One major concern that entrepreneurs may have while conducting a crowdfunding campaign is how to manage what they believe will be hordes of investors. Thankfully, entrepreneurs have the abilities to grant or deny investor access to their business documents, the minimum investment level per investor, and a cap on the number of investors who may invest in their startup.


A small group of up to ten angel investors is typical for an investment round, which holds true even through an equity crowdfunding campaign. However, even with ten investors it’ll be important to properly manage your investors.

Set expectations

Once your crowdfunding campaign has completed, make an effort to reach out to all of your committed investors to set expectations for communications from entrepreneur to investors and vice versa.

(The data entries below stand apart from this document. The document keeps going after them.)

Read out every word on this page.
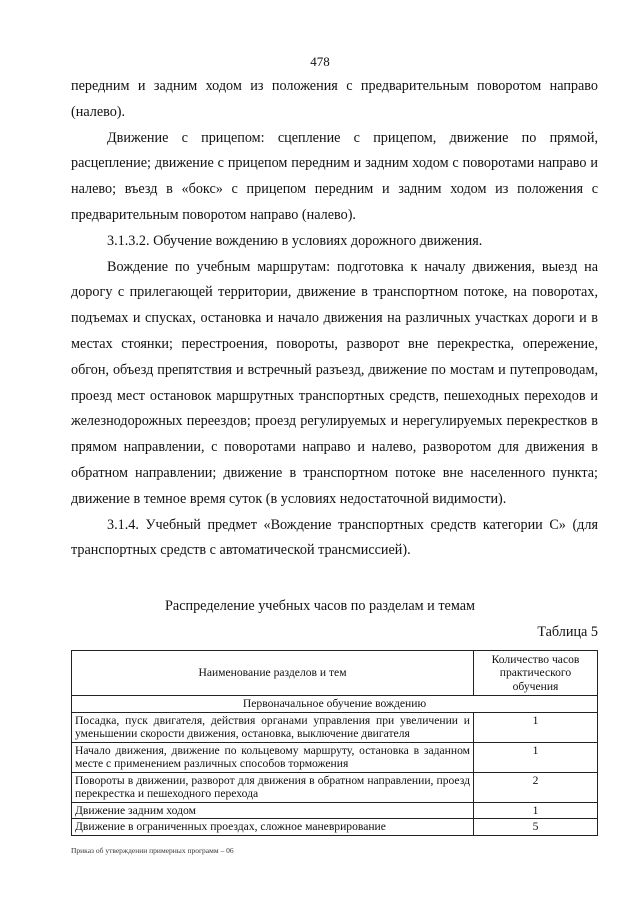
478

передним и задним ходом из положения с предварительным поворотом направо (налево).

Движение с прицепом: сцепление с прицепом, движение по прямой, расцепление; движение с прицепом передним и задним ходом с поворотами направо и налево; въезд в «бокс» с прицепом передним и задним ходом из положения с предварительным поворотом направо (налево).

3.1.3.2. Обучение вождению в условиях дорожного движения.

Вождение по учебным маршрутам: подготовка к началу движения, выезд на дорогу с прилегающей территории, движение в транспортном потоке, на поворотах, подъемах и спусках, остановка и начало движения на различных участках дороги и в местах стоянки; перестроения, повороты, разворот вне перекрестка, опережение, обгон, объезд препятствия и встречный разъезд, движение по мостам и путепроводам, проезд мест остановок маршрутных транспортных средств, пешеходных переходов и железнодорожных переездов; проезд регулируемых и нерегулируемых перекрестков в прямом направлении, с поворотами направо и налево, разворотом для движения в обратном направлении; движение в транспортном потоке вне населенного пункта; движение в темное время суток (в условиях недостаточной видимости).

3.1.4. Учебный предмет «Вождение транспортных средств категории С» (для транспортных средств с автоматической трансмиссией).

Распределение учебных часов по разделам и темам
Таблица 5
Наименование разделов и тем	Количество часов практического обучения
Первоначальное обучение вождению	
Посадка, пуск двигателя, действия органами управления при увеличении и уменьшении скорости движения, остановка, выключение двигателя	1
Начало движения, движение по кольцевому маршруту, остановка в заданном месте с применением различных способов торможения	1
Повороты в движении, разворот для движения в обратном направлении, проезд перекрестка и пешеходного перехода	2
Движение задним ходом	1
Движение в ограниченных проездах, сложное маневрирование	5
Приказ об утверждении примерных программ – 06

This is also the time to let investors know the best way to contact you (mail, phone, email) as well as determine the best way to contact your investors. Additionally, find out when the best times are to contact investors and lay out a schedule for when updates and communications will be sent out.

Commit to deadlines

After you’ve set expectations with your investors, you’ll want to adhere to those standards. If you’ve set deadlines or timelines for when things will be completed or communications sent out, then make sure that you follow your own rules. In short, your investors have contributed a considerable sum of capital to your startup because they believe in your idea, your business, and you. Keep that faith strong by sticking to your word and investor management will be valuable.